There are regular ferries and flights to Moorea, where the interior safaris include highly-rated quad bike (ATV) and 4WD tours. You'll see pineapple plantations, learn about local customs, taste fruit jams, ford streams and enjoy breathtaking views. Moorea also has some excellent hiking trails. They can be hard to find though, because the jungle grows fast, so it's a good idea to take a guided hiking tour.
Tahitian-style French cuisine
In French Polynesia, an abundance of fresh local fruit, vegetables, fish, chicken and pork is supplemented by a plentiful supply of imported staples and French delicacies. When you dine at the best restaurants in Tahiti, the experience is equivalent to eating in Paris, but with a tropical twist. You'll also find plenty of casual eateries serving French, Italian and Chinese cuisine at affordable prices.
Traditional Tahitian dishes are delicious and readily available. Look for poisson cru, which is fresh raw fish marinated in lime juice and served with finely chopped tomatoes, onions, cucumber and coconut cream. If chilli is added it's known as Chinese poisson cru. The best fast food in Tahiti is casse-croûte, a mouth-watering meat and salad sandwich made with crusty French baguette. At most big resorts there's a weekly feast night featuring traditional food cooked in earth ovens. A dance show is part of the experience.

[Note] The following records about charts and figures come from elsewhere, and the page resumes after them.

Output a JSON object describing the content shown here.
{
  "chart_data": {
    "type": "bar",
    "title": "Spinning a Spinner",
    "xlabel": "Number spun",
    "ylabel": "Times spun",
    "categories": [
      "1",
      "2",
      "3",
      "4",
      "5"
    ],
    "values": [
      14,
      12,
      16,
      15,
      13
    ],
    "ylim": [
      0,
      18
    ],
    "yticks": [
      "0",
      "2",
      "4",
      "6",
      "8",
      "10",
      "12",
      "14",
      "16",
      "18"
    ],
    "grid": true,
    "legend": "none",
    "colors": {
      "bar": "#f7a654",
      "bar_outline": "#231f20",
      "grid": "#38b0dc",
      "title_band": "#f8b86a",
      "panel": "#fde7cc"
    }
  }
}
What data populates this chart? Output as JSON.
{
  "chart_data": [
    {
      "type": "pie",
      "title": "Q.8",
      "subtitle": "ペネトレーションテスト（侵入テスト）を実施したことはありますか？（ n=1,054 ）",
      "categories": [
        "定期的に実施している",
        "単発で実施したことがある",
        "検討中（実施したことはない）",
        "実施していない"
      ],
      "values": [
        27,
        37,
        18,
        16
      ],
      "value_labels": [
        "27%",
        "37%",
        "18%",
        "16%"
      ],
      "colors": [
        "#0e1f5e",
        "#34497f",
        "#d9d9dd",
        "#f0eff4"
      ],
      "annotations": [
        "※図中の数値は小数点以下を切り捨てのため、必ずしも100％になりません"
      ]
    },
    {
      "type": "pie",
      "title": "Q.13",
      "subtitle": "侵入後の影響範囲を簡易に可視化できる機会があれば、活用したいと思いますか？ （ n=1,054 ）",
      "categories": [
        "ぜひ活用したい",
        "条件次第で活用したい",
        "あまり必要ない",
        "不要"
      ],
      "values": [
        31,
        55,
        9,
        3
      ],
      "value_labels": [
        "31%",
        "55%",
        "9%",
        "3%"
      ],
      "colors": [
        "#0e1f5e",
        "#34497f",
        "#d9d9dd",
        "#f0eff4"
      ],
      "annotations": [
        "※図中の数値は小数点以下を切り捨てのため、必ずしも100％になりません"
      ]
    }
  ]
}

Every evening, the waterfront of Papeete becomes a festival of flavours as food trucks (les roulottes) start serving Tahitian street food - fish, steak, crepes, filled baguettes and much more. Impromptu live music is part of the vibe.
The large Municipal Market in downtown Papeete is a fun place to browse for fresh food, flowers, souvenirs and pearls. If you're interested in Tahitian pearls, you'll love the Robert Wan Pearl Museum, located across the road from the relaxing Paofai Gardens waterfront park.
Wherever you're staying in Tahiti, if you feel like a picnic or a quiet night in, it's easy to make your own light meals by picking up some French bread, cheeses, vegetables and deli meats at a local grocery store. They also sell well-priced beer and wine.
Best time to go
The high season is in July and August, and accommodation prices will tend to reflect this. May to October is also the best time for dry weather, with midday temperatures in the high 20s. The shoulder seasons (May to June and September to October) may represent the best combination of price and availability.
How much will it cost?
The local currency is tied to the Euro and costs tend to reflect European norms. While many resorts aim at the top end of the international market, there are special offers and family-run independent accommodation options, such as the guesthouses.